- Musso in 2020
- Born: Roberto Daniel Musso Focaccio November 21, 1961 (age 64) Montevideo, Uruguay
- Occupations: Singer; songwriter; television personality; systems engineer;
- Years active: 1978–present
- Spouse: Laura Domínguez ​(m. 1995)​
- Children: 1
- Musical career
- Genres: Pop; rock;
- Instruments: Vocals; guitar;
- Labels: Ayuí; Orfeo; BMG; EMI; Bizarro; Warner; Sony Music; Porfiado;
- Member of: El Cuarteto de Nos

= Roberto Musso =

Uruguayan singer and guitarist (born 1961)

Roberto Daniel Musso Focaccio (born November 21, 1961) is a Uruguayan singer-songwriter, musician and television personality who is the lead vocalist and guitarist of the rock band El Cuarteto de Nos.

== Early life ==
Roberto Daniel Musso Focaccio was born on November 21, 1961, in Montevideo, to Roberto Musso, an architect and professor at the University of the Republic, and Orita Focaccio, an office clerk. Both of his parents were of Italian descent. He is the fourth generation of men named Roberto in his paternal family. He has two siblings, Ricardo "Riki" and Marcela.
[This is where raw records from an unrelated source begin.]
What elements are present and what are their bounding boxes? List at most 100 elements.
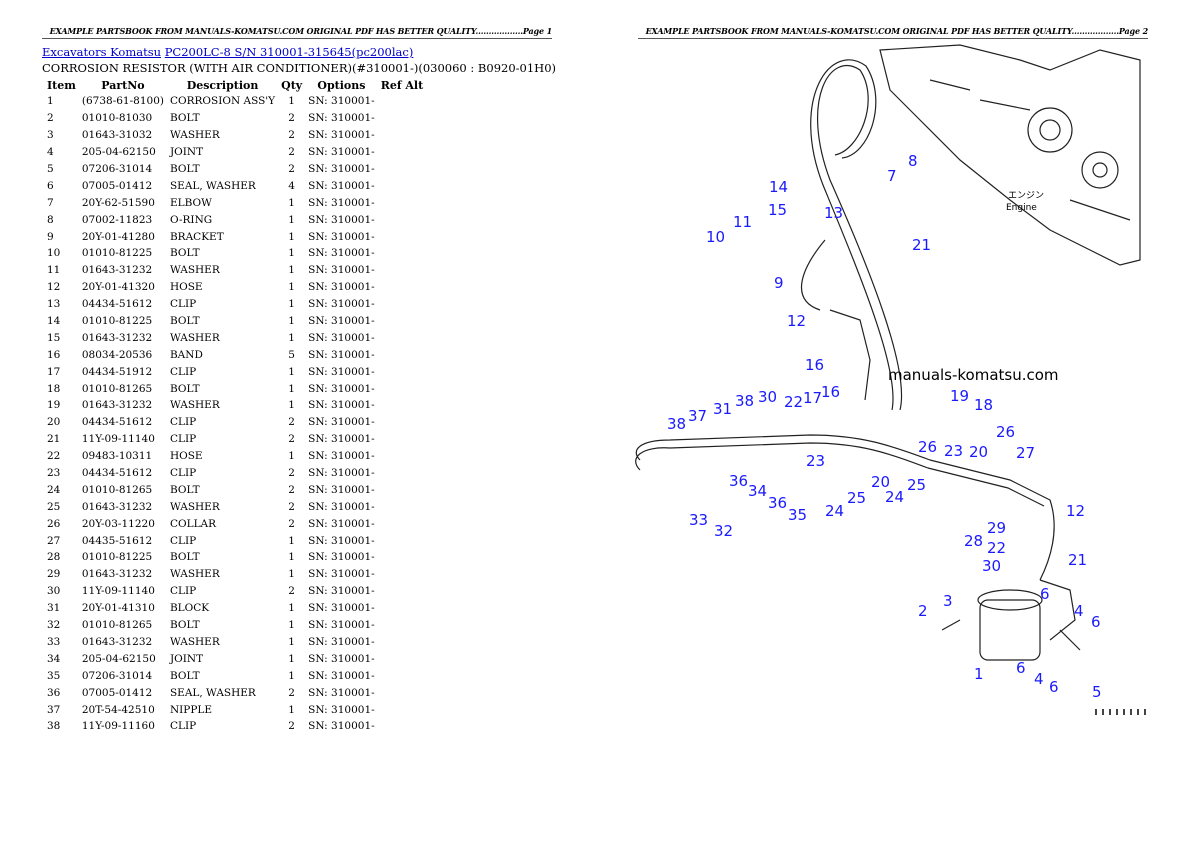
options-cell: SN: 310001-: [308, 382, 375, 395]
callout-number: 1: [974, 665, 984, 683]
drawing-code-mark: [1095, 709, 1146, 715]
description-cell: BAND: [169, 348, 203, 361]
qty-cell: 1: [288, 95, 295, 108]
callout-number: 36: [729, 472, 748, 490]
item-cell: 6: [47, 179, 54, 192]
breadcrumb-link-model[interactable]: PC200LC-8 S/N 310001-315645(pc200lac): [164, 45, 414, 59]
options-cell: SN: 310001-: [308, 585, 375, 598]
callout-number: 6: [1040, 585, 1050, 603]
description-cell: COLLAR: [169, 517, 217, 530]
description-cell: CLIP: [169, 365, 197, 378]
partno-cell: 04435-51612: [81, 534, 153, 547]
qty-cell: 2: [288, 483, 295, 496]
item-cell: 8: [47, 213, 54, 226]
callout-number: 17: [803, 389, 822, 407]
diagram-drawing: [635, 44, 1141, 661]
column-header: Qty: [281, 78, 303, 92]
options-cell: SN: 310001-: [308, 602, 375, 615]
callout-number: 10: [706, 228, 725, 246]
callout-number: 4: [1074, 602, 1084, 620]
ref-alt-cell: [378, 177, 427, 194]
qty-cell: 1: [288, 399, 295, 412]
ref-alt-cell: [378, 380, 427, 397]
partno-cell: 04434-51912: [81, 365, 153, 378]
description-cell: BOLT: [169, 315, 200, 328]
ref-alt-cell: [378, 718, 427, 735]
ref-alt-cell: [378, 93, 427, 110]
description-cell: ELBOW: [169, 196, 212, 209]
item-cell: 32: [47, 619, 61, 632]
qty-cell: 1: [288, 551, 295, 564]
description-cell: BOLT: [169, 483, 200, 496]
options-cell: SN: 310001-: [308, 196, 375, 209]
options-cell: SN: 310001-: [308, 551, 375, 564]
table-row: 33 01643-31232 WASHER 1 SN: 310001-: [44, 634, 426, 651]
callout-number: 25: [907, 476, 926, 494]
ref-alt-cell: [378, 127, 427, 144]
ref-alt-cell: [378, 346, 427, 363]
engine-label-en: Engine: [1006, 203, 1037, 213]
ref-alt-cell: [378, 583, 427, 600]
item-cell: 30: [47, 585, 61, 598]
ref-alt-cell: [378, 600, 427, 617]
options-cell: SN: 310001-: [308, 534, 375, 547]
table-row: 24 01010-81265 BOLT 2 SN: 310001-: [44, 481, 426, 498]
callout-number: 27: [1016, 444, 1035, 462]
item-cell: 18: [47, 382, 61, 395]
description-cell: HOSE: [169, 281, 203, 294]
item-cell: 21: [47, 433, 61, 446]
partno-cell: 20Y-01-41310: [81, 602, 155, 615]
callout-number: 11: [733, 213, 752, 231]
qty-cell: 1: [288, 298, 295, 311]
table-row: 22 09483-10311 HOSE 1 SN: 310001-: [44, 448, 426, 465]
table-row: 26 20Y-03-11220 COLLAR 2 SN: 310001-: [44, 515, 426, 532]
description-cell: BOLT: [169, 619, 200, 632]
partno-cell: 01643-31232: [81, 264, 153, 277]
item-cell: 15: [47, 331, 61, 344]
callout-number: 6: [1016, 659, 1026, 677]
qty-cell: 2: [288, 112, 295, 125]
table-row: 15 01643-31232 WASHER 1 SN: 310001-: [44, 329, 426, 346]
callout-number: 12: [787, 312, 806, 330]
qty-cell: 5: [288, 348, 295, 361]
partno-cell: 20Y-01-41280: [81, 230, 155, 243]
description-cell: SEAL, WASHER: [169, 179, 256, 192]
ref-alt-cell: [378, 465, 427, 482]
breadcrumb-link-category[interactable]: Excavators Komatsu: [42, 45, 162, 59]
options-cell: SN: 310001-: [308, 686, 375, 699]
callout-number: 21: [1068, 551, 1087, 569]
options-cell: SN: 310001-: [308, 112, 375, 125]
ref-alt-cell: [378, 211, 427, 228]
qty-cell: 2: [288, 686, 295, 699]
item-cell: 25: [47, 500, 61, 513]
partno-cell: 04434-51612: [81, 467, 153, 480]
item-cell: 20: [47, 416, 61, 429]
table-row: 9 20Y-01-41280 BRACKET 1 SN: 310001-: [44, 228, 426, 245]
options-cell: SN: 310001-: [308, 433, 375, 446]
item-cell: 13: [47, 298, 61, 311]
options-cell: SN: 310001-: [308, 230, 375, 243]
ref-alt-cell: [378, 549, 427, 566]
table-row: 37 20T-54-42510 NIPPLE 1 SN: 310001-: [44, 701, 426, 718]
item-cell: 19: [47, 399, 61, 412]
description-cell: WASHER: [169, 500, 220, 513]
partno-cell: 01643-31232: [81, 635, 153, 648]
table-row: 7 20Y-62-51590 ELBOW 1 SN: 310001-: [44, 194, 426, 211]
column-header: PartNo: [101, 78, 145, 92]
description-cell: CLIP: [169, 416, 197, 429]
table-row: 25 01643-31232 WASHER 2 SN: 310001-: [44, 498, 426, 515]
partno-cell: 08034-20536: [81, 348, 153, 361]
table-row: 2 01010-81030 BOLT 2 SN: 310001-: [44, 110, 426, 127]
callout-number: 38: [667, 415, 686, 433]
description-cell: CLIP: [169, 534, 197, 547]
ref-alt-cell: [378, 431, 427, 448]
ref-alt-cell: [378, 532, 427, 549]
qty-cell: 1: [288, 568, 295, 581]
callout-number: 38: [735, 392, 754, 410]
options-cell: SN: 310001-: [308, 365, 375, 378]
table-row: 38 11Y-09-11160 CLIP 2 SN: 310001-: [44, 718, 426, 735]
description-cell: CLIP: [169, 467, 197, 480]
qty-cell: 1: [288, 619, 295, 632]
description-cell: WASHER: [169, 635, 220, 648]
ref-alt-cell: [378, 684, 427, 701]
He grew up in the Palermo neighborhood of Montevideo and attended Elbio Fernández School. In 1979, he enrolled at the University of the Republic, where he graduated with a degree in systems engineering in 1990. He worked at the Ministry of Foreign Relations and, in 1994, joined the state-owned oil company ANCAP.

== Career ==
In the 1970s, while growing up in Montevideo, Musso and his brother Ricardo "Riki" Musso created an imaginary city called "Tajo". They populated the fictional city with characters who would later inspire some of the songs they wrote. Having learned to play musical instruments, the brothers decided to form a band and invited their friend Santiago Tavella to play bass.

Musso and his bandmates initially composed instrumental music without lyrics. Inspired by a concert by Uruguayan musician Leo Maslíah, they began incorporating lyrics into their songs, often characterized by dark humor. The group performed with several guest drummers before meeting Álvaro Pintos, who became its first permanent drummer. They initially played at friends' fifteenth-birthday parties and at the university, using various experimental names, before formally adopting the name El Cuarteto de Nos in 1978.
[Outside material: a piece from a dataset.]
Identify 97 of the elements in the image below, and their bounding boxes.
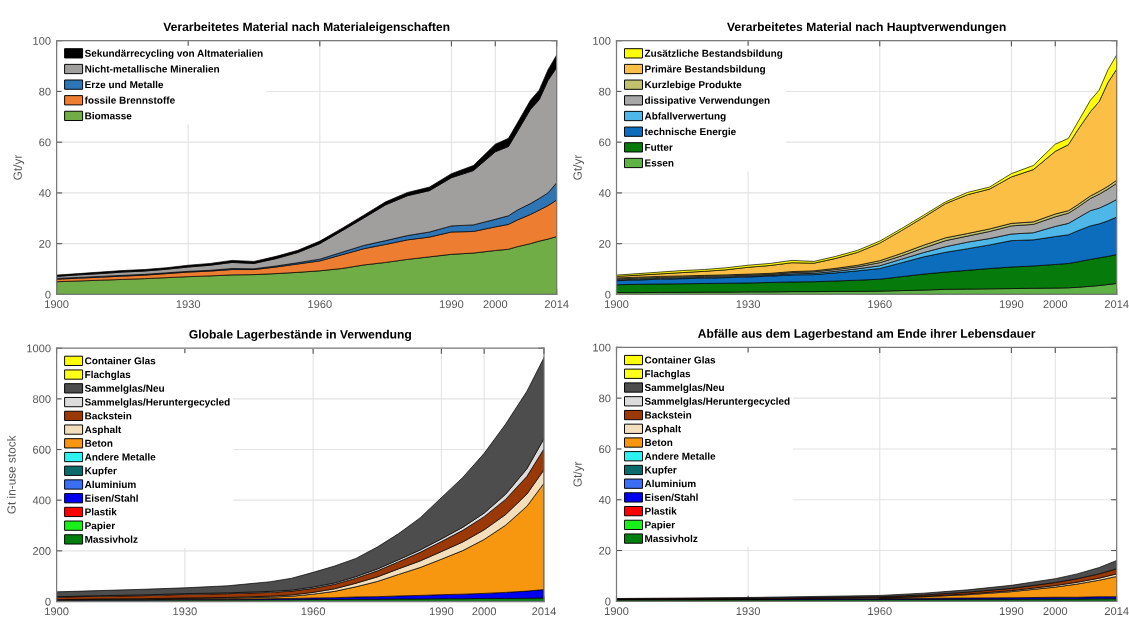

The group later began working with the independent record label Ayuí / Tacuabé. Their early performances included appearances in high-school band competitions, while their first performance as an established group took place at a festival in Parque Villa Biarritz, in Punta Carretas, in 1985.

== Personal life ==
In 1995, Musso married Laura Domínguez, with whom he has a daughter, Federica.